By James Lamont
India’s information technology outsourcing companies have established global footprints that stretch from Saudi Arabia to San Diego in the US. Yet they have struggled to develop one of the most promising markets, just over the Himalaya mountains in neighbouring China.
The Chinese market for India’s pioneering outsourcing groups is so difficult that their leaders would like to talk about the potential of Latin America sooner than the world’s fastest large growing economy.
But some are still trying to take a piece of bread in this large, fastgrowing market, while recognising the risks of shunning the lucrative opportunity. On this Tuesday Tata Consultancy Services, India’s largest IT outsourcing group said that it planned to double its 1,100-strong workforce in China in the next year.
India’s software leaders widely acknowledge China and Japan to be the hardest outsourcing markets to crack. Japan gets its rating on account of a perceived resistance to change among its country’s businesses and a lack of urgency to innovate. But the difficulty of China is cultural differences. Both of them have language challenges for an Indian sector that has prospered using English to communicate with others.
“China, while it has significant potential, takes time to learn. It’s not easy,”, says N. Chandrasekaran, the chief executive of Mumbaibased TCS, which has about 160,000 employees all over the world.
“We want to grow. We want to grow faster but it takes time to learn the market, attract people and retain people. Attrition levels are higher in China than they are in India and that makes it difficult.”

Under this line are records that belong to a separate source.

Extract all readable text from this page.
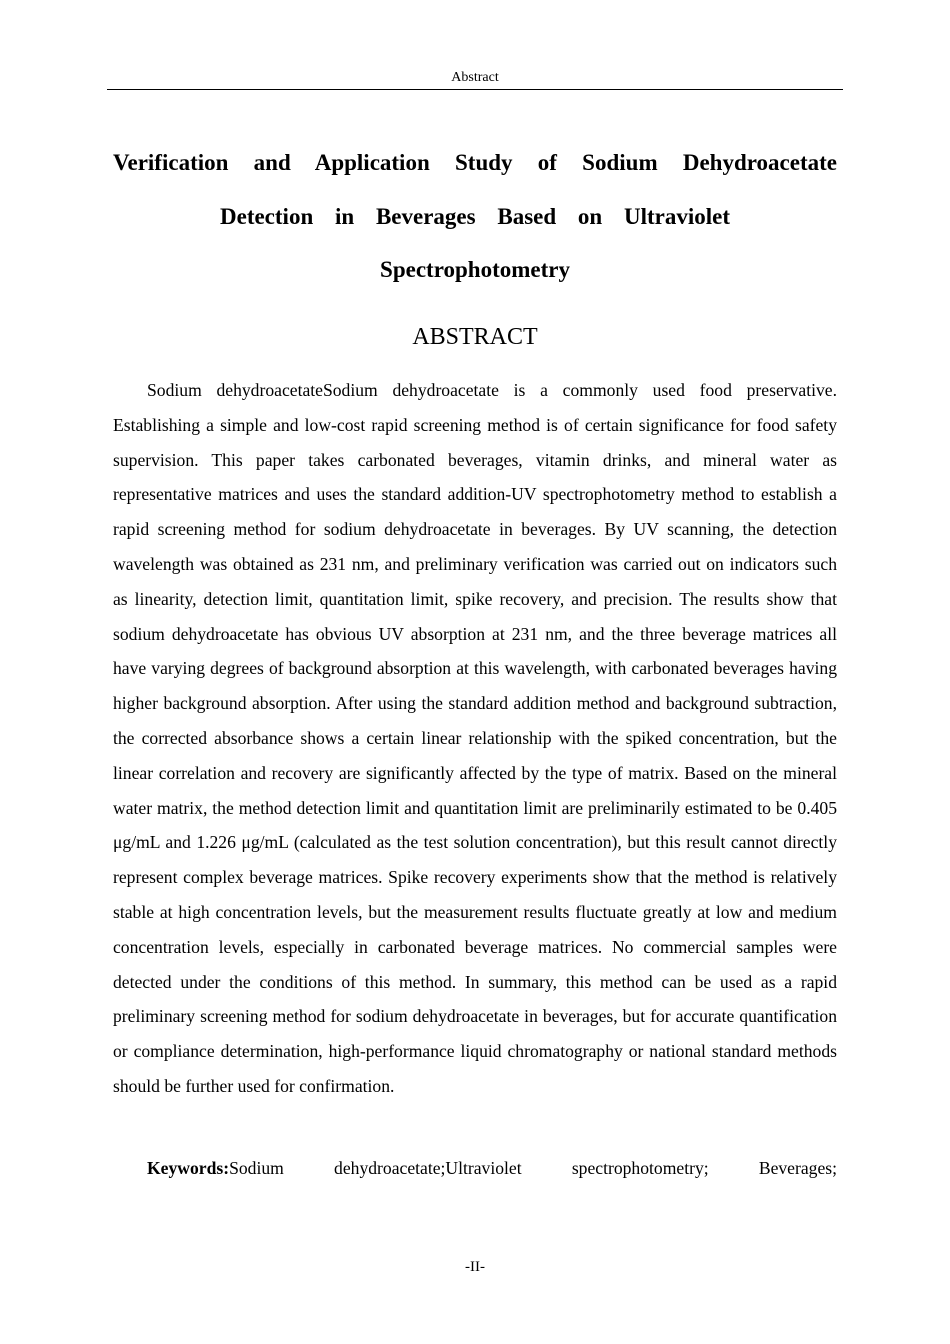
Abstract
Verification and Application Study of Sodium Dehydroacetate
Detection in Beverages Based on Ultraviolet
Spectrophotometry
ABSTRACT

Sodium dehydroacetateSodium dehydroacetate is a commonly used food preservative. Establishing a simple and low-cost rapid screening method is of certain significance for food safety supervision. This paper takes carbonated beverages, vitamin drinks, and mineral water as representative matrices and uses the standard addition-UV spectrophotometry method to establish a rapid screening method for sodium dehydroacetate in beverages. By UV scanning, the detection wavelength was obtained as 231 nm, and preliminary verification was carried out on indicators such as linearity, detection limit, quantitation limit, spike recovery, and precision. The results show that sodium dehydroacetate has obvious UV absorption at 231 nm, and the three beverage matrices all have varying degrees of background absorption at this wavelength, with carbonated beverages having higher background absorption. After using the standard addition method and background subtraction, the corrected absorbance shows a certain linear relationship with the spiked concentration, but the linear correlation and recovery are significantly affected by the type of matrix. Based on the mineral water matrix, the method detection limit and quantitation limit are preliminarily estimated to be 0.405 μg/mL and 1.226 μg/mL (calculated as the test solution concentration), but this result cannot directly represent complex beverage matrices. Spike recovery experiments show that the method is relatively stable at high concentration levels, but the measurement results fluctuate greatly at low and medium concentration levels, especially in carbonated beverage matrices. No commercial samples were detected under the conditions of this method. In summary, this method can be used as a rapid preliminary screening method for sodium dehydroacetate in beverages, but for accurate quantification or compliance determination, high-performance liquid chromatography or national standard methods should be further used for confirmation.

Keywords:Sodium dehydroacetate;Ultraviolet spectrophotometry; Beverages;

-II-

Most Indian outsourcing companies have established operations in China. Because they have realized the potential of servicing large, fast-growing Chinese companies with amount of customers and workforces, and developing expertise to service other Asia countries and areas.
A global delivery center has been started in Chengdu, which belongs to Wipro Technologies, the Bangalore-based IT services company, also in Shanghai. Services for manufacturing, banking, financial and insurance are offered in Chengdu center. It has expertised in English, Chinese and Japanese.

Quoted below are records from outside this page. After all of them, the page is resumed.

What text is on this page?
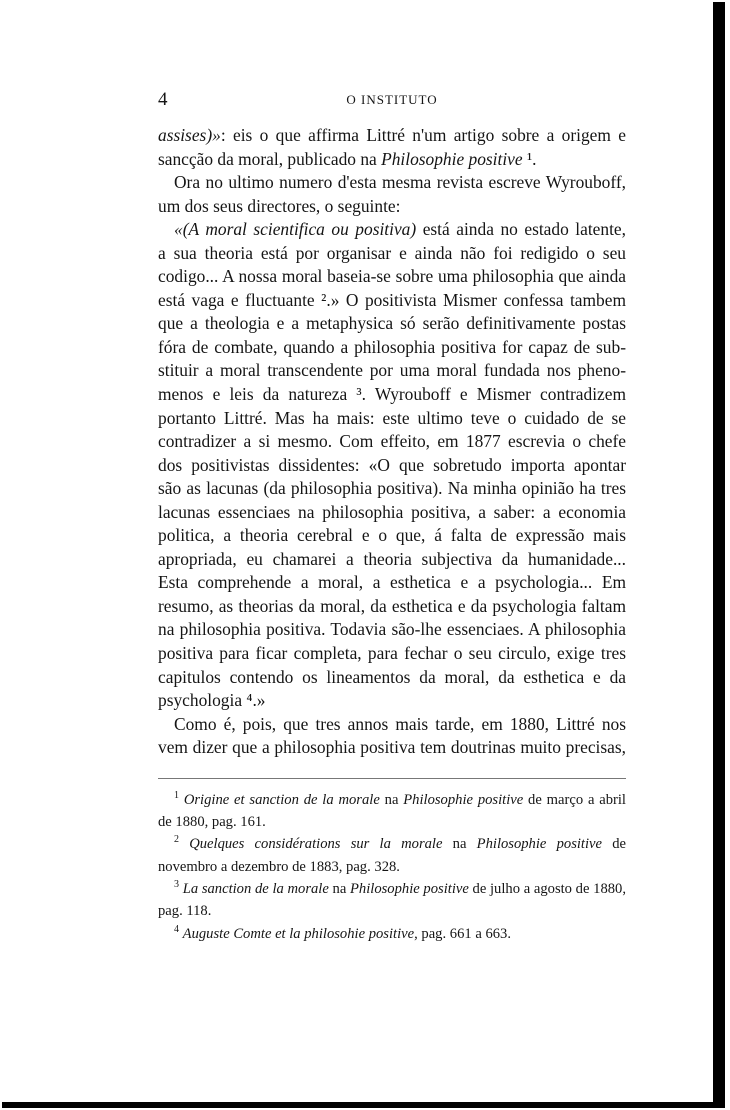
4	O INSTITUTO

assises)»: eis o que affirma Littré n'um artigo sobre a origem e
sancção da moral, publicado na Philosophie positive ¹.

Ora no ultimo numero d'esta mesma revista escreve Wyrouboff,
um dos seus directores, o seguinte:

«(A moral scientifica ou positiva) está ainda no estado latente,
a sua theoria está por organisar e ainda não foi redigido o seu
codigo... A nossa moral baseia-se sobre uma philosophia que ainda
está vaga e fluctuante ².» O positivista Mismer confessa tambem
que a theologia e a metaphysica só serão definitivamente postas
fóra de combate, quando a philosophia positiva for capaz de sub-
stituir a moral transcendente por uma moral fundada nos pheno-
menos e leis da natureza ³. Wyrouboff e Mismer contradizem
portanto Littré. Mas ha mais: este ultimo teve o cuidado de se
contradizer a si mesmo. Com effeito, em 1877 escrevia o chefe
dos positivistas dissidentes: «O que sobretudo importa apontar
são as lacunas (da philosophia positiva). Na minha opinião ha tres
lacunas essenciaes na philosophia positiva, a saber: a economia
politica, a theoria cerebral e o que, á falta de expressão mais
apropriada, eu chamarei a theoria subjectiva da humanidade...
Esta comprehende a moral, a esthetica e a psychologia... Em
resumo, as theorias da moral, da esthetica e da psychologia faltam
na philosophia positiva. Todavia são-lhe essenciaes. A philosophia
positiva para ficar completa, para fechar o seu circulo, exige tres
capitulos contendo os lineamentos da moral, da esthetica e da
psychologia ⁴.»

Como é, pois, que tres annos mais tarde, em 1880, Littré nos
vem dizer que a philosophia positiva tem doutrinas muito precisas,

$^1$ Origine et sanction de la morale na Philosophie positive de março a abril de 1880, pag. 161.

$^2$ Quelques considérations sur la morale na Philosophie positive de novembro a dezembro de 1883, pag. 328.

$^3$ La sanction de la morale na Philosophie positive de julho a agosto de 1880, pag. 118.

$^4$ Auguste Comte et la philosohie positive, pag. 661 a 663.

Genpact, India’s largest business processing company operates BPO service centers in Changchun, Dalian and Shanghai in China.
Suresh Vaswani, joint chief executive of Wipro, puts the challenges of building scale down to more granular market-related issues. He says India’s nimble private sector often finds it difficult to come to terms with China’s more state-driven enterprises.

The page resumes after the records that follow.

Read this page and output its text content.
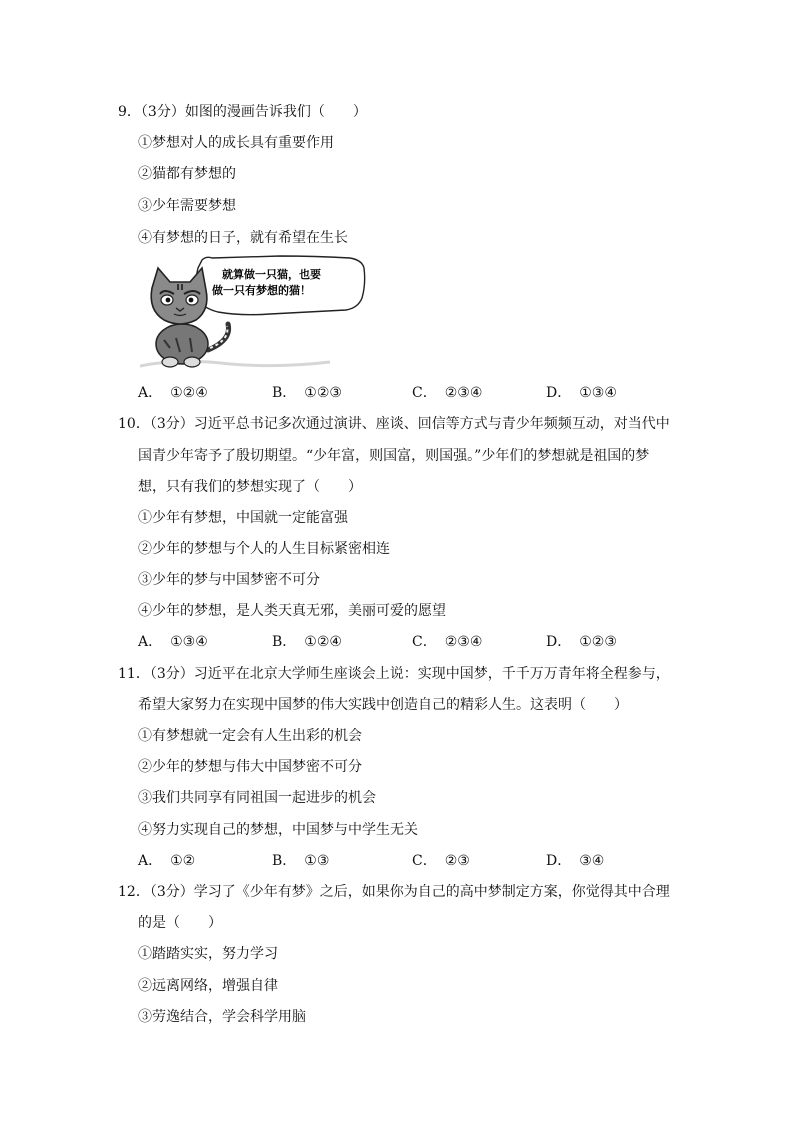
9．（3分）如图的漫画告诉我们（　　）
①梦想对人的成长具有重要作用
②猫都有梦想的
③少年需要梦想
④有梦想的日子，就有希望在生长
就算做一只猫，也要
做一只有梦想的猫！
A． ①②④	B． ①②③	C． ②③④	D． ①③④
10．（3分）习近平总书记多次通过演讲、座谈、回信等方式与青少年频频互动，对当代中
国青少年寄予了殷切期望。“少年富，则国富，则国强。”少年们的梦想就是祖国的梦
想，只有我们的梦想实现了（　　）
①少年有梦想，中国就一定能富强
②少年的梦想与个人的人生目标紧密相连
③少年的梦与中国梦密不可分
④少年的梦想，是人类天真无邪，美丽可爱的愿望
A． ①③④	B． ①②④	C． ②③④	D． ①②③
11．（3分）习近平在北京大学师生座谈会上说：实现中国梦，千千万万青年将全程参与，
希望大家努力在实现中国梦的伟大实践中创造自己的精彩人生。这表明（　　）
①有梦想就一定会有人生出彩的机会
②少年的梦想与伟大中国梦密不可分
③我们共同享有同祖国一起进步的机会
④努力实现自己的梦想，中国梦与中学生无关
A． ①②	B． ①③	C． ②③	D． ③④
12．（3分）学习了《少年有梦》之后，如果你为自己的高中梦制定方案，你觉得其中合理
的是（　　）
①踏踏实实，努力学习
②远离网络，增强自律
③劳逸结合，学会科学用脑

He says there are strong possibilities working with multinationals in China and large domestic companies. But he suggests that any business strategy take consideration about the “state-influenced” nature of the market, and the need to create local jobs.
Pramod Bhasin, the chief executive of Genpact, agrees that India’s entrepreneurial style of doing business does not easily gel with China’s more deliberate business culture.
He says that one key to success is the ability to see China’s corporate power structure and the complicated personal networks that lead to business opportunities. Another one is learning from the successful US companies such as McKinsey, IBM and Accenture to establish a Chinese identity and hire a Chinese workforce. “In China, we are Chinese.”
Despite the obstacles, large Chinese companies are more and more willing to outsource certain services to create a growing onshore market in China, including state-owned enterprises.
According to Deloitte, the auditing firm, Beijing is taking measures to encourage the outsourcing industry whose revenues grew to about $26bn last year. This month, the Ministry of Finance declared that outsourcing service providers in 21 cities would be free from business tax on offshore contracts until 2014.
Industry executives in China say Indian companies are trying to get the best of their Chinese business. “It is much easier for Chinese companies to manage large-scale operations in China with Chinese staff,” says Seth Pinegar, vice-president at iSoftStone, a leading Chinese outsourcing services provider.
India’s outsourcers met some difficulties. And it has been noticed by New Delhi. Earlier this year, Anand Sharma, India’s commerce minister, extracted a personal commitment from Wen Jiabao, the Chinese premier, to rebalance a booming bilateral trading relationship skewed overwhelmingly in China’s favor.